> AUTORRETRATO SOBRE MI MUERTE, DE CARLOS HERRERA
Podría decirse que no era más que un saco de basura. Y sin duda, la efectividad de la obra residía en su ascetismo. Carlos Herrera colocó su remera favorita, un par de medias y sus zapatos en una bolsa. Y sobre las plantillas, dos calamares que a medida que el tiempo pasaba, se descomponían y emanaban un aroma nauseabundo. En su aparente pequeñez, el trabajo de Herrera construía un espacio con olor. Era algo así como una instalación olfativa en donde la pestilencia creaba un cerco invisible alrededor de la bolsita.
La austeridad de la obra contrastaba con el barroquismo del tema.
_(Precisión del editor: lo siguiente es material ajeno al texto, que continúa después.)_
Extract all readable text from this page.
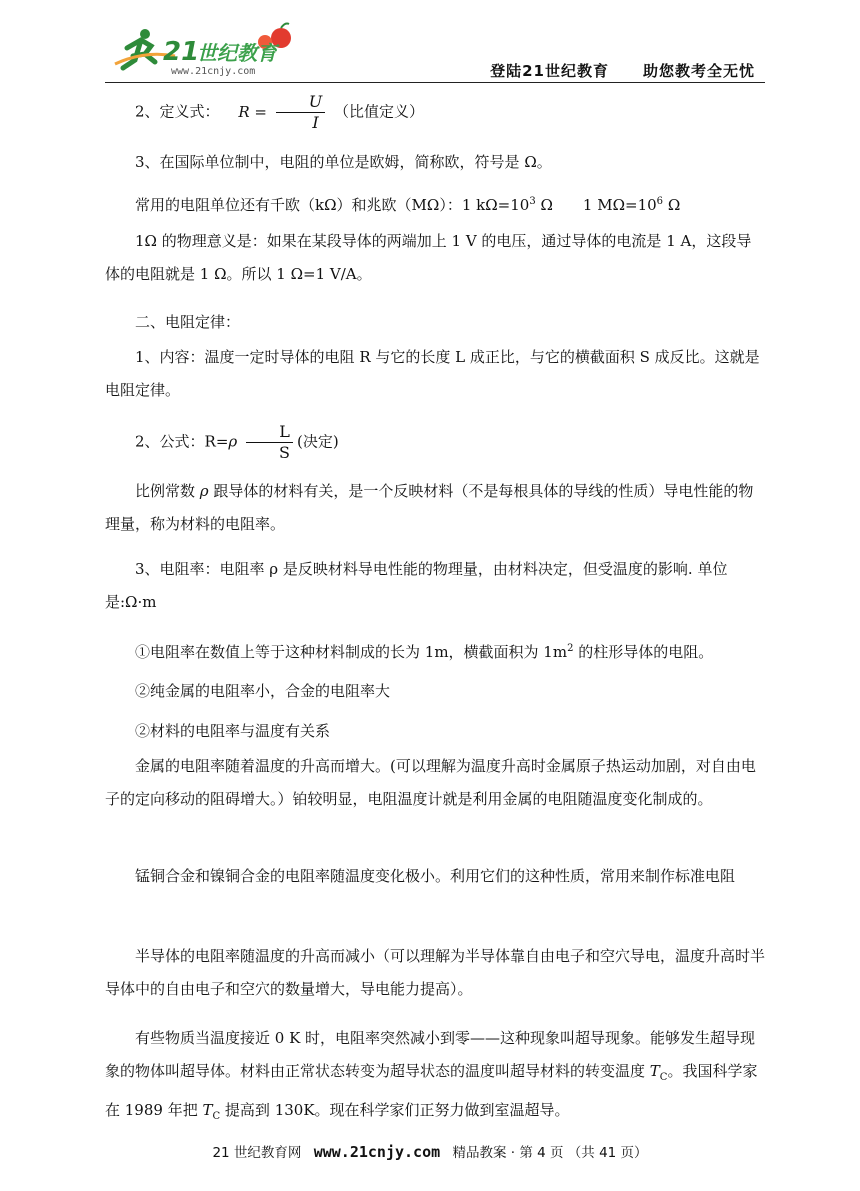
21
世纪教育
www.21cnjy.com	登陆21世纪教育 助您教考全无忧
2、定义式： $R = \frac{U}{I}$ （比值定义）
3、在国际单位制中，电阻的单位是欧姆，简称欧，符号是 Ω。
常用的电阻单位还有千欧（kΩ）和兆欧（MΩ）：1 $k\Omega=10^3$ Ω　　1 $M\Omega=10^6$ Ω
1Ω 的物理意义是：如果在某段导体的两端加上 1 V 的电压，通过导体的电流是 1 A，这段导体的电阻就是 1 Ω。所以 1 Ω=1 V/A。
二、电阻定律：
1、内容：温度一定时导体的电阻 R 与它的长度 L 成正比，与它的横截面积 S 成反比。这就是电阻定律。
2、公式：$R=\rho \frac{L}{S}$ (决定)
比例常数 ρ 跟导体的材料有关，是一个反映材料（不是每根具体的导线的性质）导电性能的物理量，称为材料的电阻率。
3、电阻率：电阻率 ρ 是反映材料导电性能的物理量，由材料决定，但受温度的影响. 单位是:Ω·m
①电阻率在数值上等于这种材料制成的长为 1m，横截面积为 $1m^2$ 的柱形导体的电阻。
②纯金属的电阻率小，合金的电阻率大
②材料的电阻率与温度有关系
金属的电阻率随着温度的升高而增大。(可以理解为温度升高时金属原子热运动加剧，对自由电子的定向移动的阻碍增大。）铂较明显，电阻温度计就是利用金属的电阻随温度变化制成的。
锰铜合金和镍铜合金的电阻率随温度变化极小。利用它们的这种性质，常用来制作标准电阻
半导体的电阻率随温度的升高而减小（可以理解为半导体靠自由电子和空穴导电，温度升高时半导体中的自由电子和空穴的数量增大，导电能力提高）。
有些物质当温度接近 0 K 时，电阻率突然减小到零——这种现象叫超导现象。能够发生超导现象的物体叫超导体。材料由正常状态转变为超导状态的温度叫超导材料的转变温度 $T_C$。我国科学家在 1989 年把 $T_C$ 提高到 130K。现在科学家们正努力做到室温超导。
21 世纪教育网 www.21cnjy.com 精品教案 · 第 4 页 （共 41 页）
En una pintura, Autorretrato sobre mi muerte hubiese sido un vanitas, ese subgénero de los bodegones en donde, en mesas repletas de manjares y bebidas, la presencia de un cráneo simbolizaba la certeza de la muerte y el arreglo de frutas o flores, la decadencia de la carne.
La obra de Herrera fue el primer premio para un jurado que valoró la simpleza, la economía de recursos y la ausencia de monumentalismo en la ejecución. Pero que también parece haber valorado, dentro de una convocatoria que invitaba a obras autorreferenciales, la capacidad de la obrita para dirigirirse sin solemnidad a inefables filosóficos.